I have tried extensively different configurations with the classloader.parent-first-patterns-additional config option. Different entries with org.apache.beam.sdk.[...] have led to different, additional error messages.

The following dependencies, which refer to apache beam, are on the lib path:

  • beam-model-fn-execution-2.20.jar
  • beam-model-job-management-2.20.jar
  • beam-model-pipeline-2.20.jar
  • beam-runners-core-construction-java-2.20.jar
  • beam-runners-java-fn-execution-2.20.jar
  • beam-sdks-java-core-2.20.jar
  • beam-sdks-java-fn-execution-2.20.jar
  • beam-vendor-grpc-1_21_0-0.1.jar
  • beam-vendor-grpc-1_26_0.0.3.jar
  • beam-vendor-guava-26_0-jre-0.1.jar
  • beam-vendor-sdks-java-extensions-protobuf-2.20.jar

I can also rule out that it is due to my code, as I have tested the following sample code of the project website: https://flink.apache.org/2020/04/09/pyflink-udf-support-flink.html

from pyflink.datastream import StreamExecutionEnvironment
from pyflink.table import StreamTableEnvironment, DataTypes
from pyflink.table.descriptors import Schema, OldCsv, FileSystem
from pyflink.table.udf import udf

env = StreamExecutionEnvironment.get_execution_environment()
env.set_parallelism(1)
t_env = StreamTableEnvironment.create(env)

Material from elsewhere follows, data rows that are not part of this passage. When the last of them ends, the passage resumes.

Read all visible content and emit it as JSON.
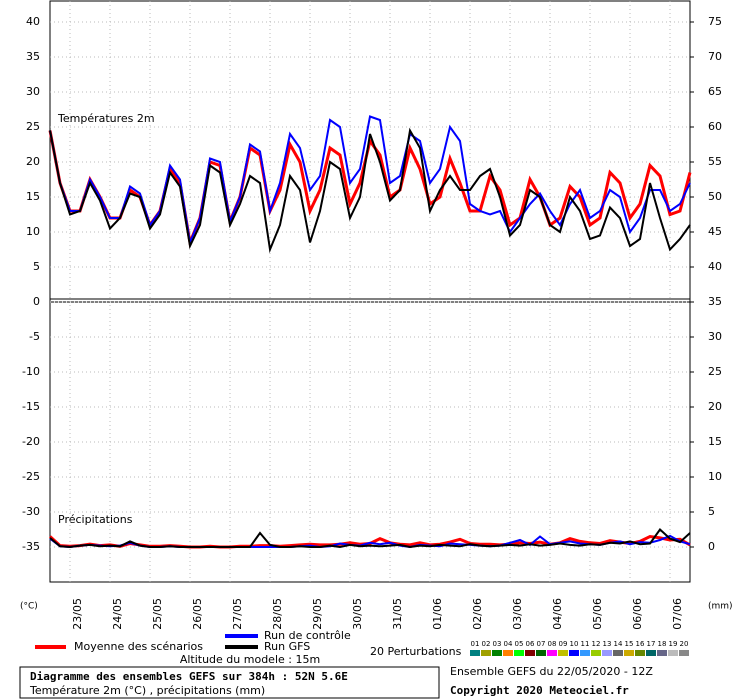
{
  "chart_data": {
    "type": "line",
    "title": "Diagramme des ensembles GEFS sur 384h : 52N 5.6E",
    "subtitle": "Température 2m (°C) , précipitations (mm)",
    "run_info": "Ensemble GEFS du 22/05/2020 - 12Z",
    "copyright": "Copyright 2020 Meteociel.fr",
    "altitude": "Altitude du modele : 15m",
    "panel_labels": [
      "Températures 2m",
      "Précipitations"
    ],
    "y_unit": "(°C)",
    "y2_unit": "(mm)",
    "perturbations_label": "20 Perturbations",
    "perturbations": [
      {
        "name": "01",
        "color": "#008080"
      },
      {
        "name": "02",
        "color": "#a0a000"
      },
      {
        "name": "03",
        "color": "#008000"
      },
      {
        "name": "04",
        "color": "#ff8000"
      },
      {
        "name": "05",
        "color": "#00ff00"
      },
      {
        "name": "06",
        "color": "#800000"
      },
      {
        "name": "07",
        "color": "#006400"
      },
      {
        "name": "08",
        "color": "#ff00ff"
      },
      {
        "name": "09",
        "color": "#c0c000"
      },
      {
        "name": "10",
        "color": "#0000ff"
      },
      {
        "name": "11",
        "color": "#3399ff"
      },
      {
        "name": "12",
        "color": "#99cc00"
      },
      {
        "name": "13",
        "color": "#9999ff"
      },
      {
        "name": "14",
        "color": "#666666"
      },
      {
        "name": "15",
        "color": "#ccaa00"
      },
      {
        "name": "16",
        "color": "#668800"
      },
      {
        "name": "17",
        "color": "#006666"
      },
      {
        "name": "18",
        "color": "#666688"
      },
      {
        "name": "19",
        "color": "#bbbbbb"
      },
      {
        "name": "20",
        "color": "#888888"
      }
    ],
    "xlim": [
      0,
      384
    ],
    "xticks": [
      {
        "value": 12,
        "label": "23/05"
      },
      {
        "value": 36,
        "label": "24/05"
      },
      {
        "value": 60,
        "label": "25/05"
      },
      {
        "value": 84,
        "label": "26/05"
      },
      {
        "value": 108,
        "label": "27/05"
      },
      {
        "value": 132,
        "label": "28/05"
      },
      {
        "value": 156,
        "label": "29/05"
      },
      {
        "value": 180,
        "label": "30/05"
      },
      {
        "value": 204,
        "label": "31/05"
      },
      {
        "value": 228,
        "label": "01/06"
      },
      {
        "value": 252,
        "label": "02/06"
      },
      {
        "value": 276,
        "label": "03/06"
      },
      {
        "value": 300,
        "label": "04/06"
      },
      {
        "value": 324,
        "label": "05/06"
      },
      {
        "value": 348,
        "label": "06/06"
      },
      {
        "value": 372,
        "label": "07/06"
      }
    ],
    "ylim": [
      -40,
      43
    ],
    "yticks": [
      40,
      35,
      30,
      25,
      20,
      15,
      10,
      5,
      0,
      -5,
      -10,
      -15,
      -20,
      -25,
      -30,
      -35
    ],
    "y2lim": [
      -5,
      78
    ],
    "y2ticks": [
      75,
      70,
      65,
      60,
      55,
      50,
      45,
      40,
      35,
      30,
      25,
      20,
      15,
      10,
      5,
      0
    ],
    "grid": true,
    "x": [
      0,
      6,
      12,
      18,
      24,
      30,
      36,
      42,
      48,
      54,
      60,
      66,
      72,
      78,
      84,
      90,
      96,
      102,
      108,
      114,
      120,
      126,
      132,
      138,
      144,
      150,
      156,
      162,
      168,
      174,
      180,
      186,
      192,
      198,
      204,
      210,
      216,
      222,
      228,
      234,
      240,
      246,
      252,
      258,
      264,
      270,
      276,
      282,
      288,
      294,
      300,
      306,
      312,
      318,
      324,
      330,
      336,
      342,
      348,
      354,
      360,
      366,
      372,
      378,
      384
    ],
    "series": [
      {
        "name": "Moyenne des scénarios",
        "color": "#ff0000",
        "width": 3,
        "axis": "y",
        "values": [
          24.5,
          17,
          13,
          13,
          17.5,
          15,
          12,
          12,
          16,
          15,
          11,
          13,
          19,
          17,
          8.5,
          12,
          20,
          19.5,
          11.5,
          15,
          22,
          21,
          13,
          16,
          22.5,
          20,
          13,
          16,
          22,
          21,
          14,
          17,
          23,
          21,
          15,
          16,
          22,
          19,
          14,
          15,
          20.5,
          17,
          13,
          13,
          18,
          16,
          11,
          12,
          17.5,
          15,
          11,
          12,
          16.5,
          15,
          11,
          12,
          18.5,
          17,
          12,
          14,
          19.5,
          18,
          12.5,
          13,
          18.5
        ]
      },
      {
        "name": "Run de contrôle",
        "color": "#0000ff",
        "width": 2,
        "axis": "y",
        "values": [
          24.5,
          17,
          13,
          13,
          17.5,
          15,
          12,
          12,
          16.5,
          15.5,
          11,
          13,
          19.5,
          17.5,
          8.5,
          12,
          20.5,
          20,
          11.5,
          15,
          22.5,
          21.5,
          13,
          17,
          24,
          22,
          16,
          18,
          26,
          25,
          17,
          19,
          26.5,
          26,
          17,
          18,
          24,
          23,
          17,
          19,
          25,
          23,
          14,
          13,
          12.5,
          13,
          10,
          12,
          14,
          15.5,
          13,
          11,
          14,
          16,
          12,
          13,
          16,
          15,
          10,
          12,
          16,
          16,
          13,
          14,
          17
        ]
      },
      {
        "name": "Run GFS",
        "color": "#000000",
        "width": 2,
        "axis": "y",
        "values": [
          24.5,
          17,
          12.5,
          13,
          17,
          14.5,
          10.5,
          12,
          15.5,
          15,
          10.5,
          12.5,
          18.5,
          16.5,
          8,
          11,
          19.5,
          18.5,
          11,
          14,
          18,
          17,
          7.5,
          11,
          18,
          16,
          8.5,
          13,
          20,
          19,
          12,
          15,
          24,
          20,
          14.5,
          16,
          24.5,
          22,
          13,
          16,
          18,
          16,
          16,
          18,
          19,
          15,
          9.5,
          11,
          16,
          15,
          11,
          10,
          15,
          13,
          9,
          9.5,
          13.5,
          12,
          8,
          9,
          17,
          12,
          7.5,
          9,
          11
        ]
      },
      {
        "name": "Moyenne des scénarios",
        "color": "#ff0000",
        "width": 3,
        "axis": "y2",
        "values": [
          1.5,
          0.2,
          0.1,
          0.2,
          0.4,
          0.2,
          0.3,
          0.1,
          0.5,
          0.3,
          0.1,
          0.1,
          0.2,
          0.1,
          0,
          0,
          0.1,
          0,
          0,
          0.1,
          0.1,
          0.2,
          0.2,
          0.1,
          0.2,
          0.3,
          0.4,
          0.3,
          0.3,
          0.4,
          0.6,
          0.4,
          0.5,
          1.2,
          0.6,
          0.4,
          0.3,
          0.6,
          0.3,
          0.4,
          0.7,
          1.1,
          0.5,
          0.4,
          0.4,
          0.3,
          0.4,
          0.6,
          0.5,
          0.7,
          0.4,
          0.6,
          1.2,
          0.8,
          0.6,
          0.5,
          0.9,
          0.7,
          0.5,
          0.8,
          1.5,
          1.3,
          1.0,
          1.1,
          0.3
        ]
      },
      {
        "name": "Run de contrôle",
        "color": "#0000ff",
        "width": 2,
        "axis": "y2",
        "values": [
          1.2,
          0.1,
          0,
          0.2,
          0.3,
          0.2,
          0.1,
          0.2,
          0.6,
          0.2,
          0,
          0,
          0.1,
          0,
          0,
          0,
          0,
          0,
          0,
          0,
          0,
          0,
          0,
          0,
          0,
          0.1,
          0.2,
          0,
          0.1,
          0.5,
          0.3,
          0.2,
          0.6,
          0.4,
          0.6,
          0.2,
          0,
          0.3,
          0.2,
          0.1,
          0.5,
          0.4,
          0.3,
          0.2,
          0.1,
          0.2,
          0.6,
          1.0,
          0.3,
          1.5,
          0.4,
          0.6,
          0.8,
          0.5,
          0.4,
          0.3,
          0.6,
          0.8,
          0.4,
          0.7,
          0.6,
          1.0,
          1.6,
          0.8,
          0.4
        ]
      },
      {
        "name": "Run GFS",
        "color": "#000000",
        "width": 2,
        "axis": "y2",
        "values": [
          1.3,
          0.1,
          0,
          0.2,
          0.3,
          0.1,
          0.2,
          0.1,
          0.8,
          0.2,
          0,
          0,
          0.1,
          0,
          0,
          0,
          0,
          0,
          0,
          0,
          0,
          2.0,
          0.3,
          0,
          0,
          0.1,
          0,
          0,
          0.2,
          0,
          0.3,
          0.1,
          0.2,
          0.1,
          0.2,
          0.3,
          0,
          0.2,
          0.1,
          0.3,
          0.2,
          0.1,
          0.4,
          0.2,
          0.1,
          0.2,
          0.3,
          0.2,
          0.4,
          0.2,
          0.3,
          0.5,
          0.3,
          0.2,
          0.4,
          0.3,
          0.6,
          0.5,
          0.8,
          0.4,
          0.5,
          2.5,
          1.2,
          0.7,
          2.0
        ]
      }
    ]
  }
}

add = udf(lambda i, j: i + j, [DataTypes.BIGINT(), DataTypes.BIGINT()], DataTypes.BIGINT())

t_env.register_function("add", add)

t_env.connect(FileSystem().path('/tmp/input')) \
    .with_format(OldCsv()
                 .field('a', DataTypes.BIGINT())
                 .field('b', DataTypes.BIGINT())) \
    .with_schema(Schema()
                 .field('a', DataTypes.BIGINT())
                 .field('b', DataTypes.BIGINT())) \
    .create_temporary_table('mySource')

t_env.connect(FileSystem().path('/tmp/output')) \
    .with_format(OldCsv()
                 .field('sum', DataTypes.BIGINT())) \
    .with_schema(Schema()
                 .field('sum', DataTypes.BIGINT())) \
    .create_temporary_table('mySink')

t_env.from_path('mySource')\
    .select("add(a, b)") \
    .insert_into('mySink')

t_env.execute("tutorial_job")

When executing this code, the same error message appears.

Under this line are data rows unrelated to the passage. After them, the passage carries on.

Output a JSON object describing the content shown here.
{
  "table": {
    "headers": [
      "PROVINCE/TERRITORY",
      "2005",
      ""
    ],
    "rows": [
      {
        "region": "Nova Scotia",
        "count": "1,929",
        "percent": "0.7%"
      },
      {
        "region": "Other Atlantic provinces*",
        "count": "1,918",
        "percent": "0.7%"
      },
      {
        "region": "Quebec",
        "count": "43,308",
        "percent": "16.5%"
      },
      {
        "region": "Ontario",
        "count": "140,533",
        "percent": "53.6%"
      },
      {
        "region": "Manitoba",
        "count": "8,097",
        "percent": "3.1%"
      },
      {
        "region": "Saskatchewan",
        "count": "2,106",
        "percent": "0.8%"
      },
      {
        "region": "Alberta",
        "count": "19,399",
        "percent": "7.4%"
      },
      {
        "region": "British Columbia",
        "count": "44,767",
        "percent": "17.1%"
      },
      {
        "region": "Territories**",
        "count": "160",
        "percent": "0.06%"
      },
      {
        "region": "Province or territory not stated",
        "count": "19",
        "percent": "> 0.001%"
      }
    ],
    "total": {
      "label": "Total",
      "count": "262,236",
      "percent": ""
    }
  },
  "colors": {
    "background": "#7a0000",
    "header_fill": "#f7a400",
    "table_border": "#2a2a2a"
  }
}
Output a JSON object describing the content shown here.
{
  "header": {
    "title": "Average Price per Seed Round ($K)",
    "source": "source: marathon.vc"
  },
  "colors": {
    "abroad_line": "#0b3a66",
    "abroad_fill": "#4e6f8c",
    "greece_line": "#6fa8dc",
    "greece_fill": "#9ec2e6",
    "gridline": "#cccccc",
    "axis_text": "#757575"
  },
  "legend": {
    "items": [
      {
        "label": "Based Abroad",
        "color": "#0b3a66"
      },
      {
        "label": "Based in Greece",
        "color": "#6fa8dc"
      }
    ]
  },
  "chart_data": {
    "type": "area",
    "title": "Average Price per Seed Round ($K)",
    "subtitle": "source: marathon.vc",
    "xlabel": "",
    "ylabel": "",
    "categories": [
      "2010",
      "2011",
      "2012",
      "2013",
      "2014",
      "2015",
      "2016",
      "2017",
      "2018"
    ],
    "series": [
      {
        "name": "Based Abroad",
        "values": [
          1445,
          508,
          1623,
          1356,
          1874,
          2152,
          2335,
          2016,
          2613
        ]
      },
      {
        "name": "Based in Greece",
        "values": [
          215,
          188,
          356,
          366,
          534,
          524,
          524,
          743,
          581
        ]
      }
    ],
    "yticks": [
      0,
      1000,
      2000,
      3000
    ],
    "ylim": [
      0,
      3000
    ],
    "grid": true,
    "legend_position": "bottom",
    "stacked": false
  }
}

Does anyone have a description of a configuration of a Flink cluster that can run Python Table API jobs with UDF? Many thanks for all tips in advance!


Solution

  • The problem is solved by the new version 1.10.1 of Apache Flink. Executing the sample script shown in the question is now possible via the binaries with the command run -py path/to/script without any problems.

    As for the dependencies, they are already included in the already delivered flink_table_x.xx-1.10.1.jar. So no further dependencies need to be added to the lib-path, which was done in the question by the debugging/configuration attempt.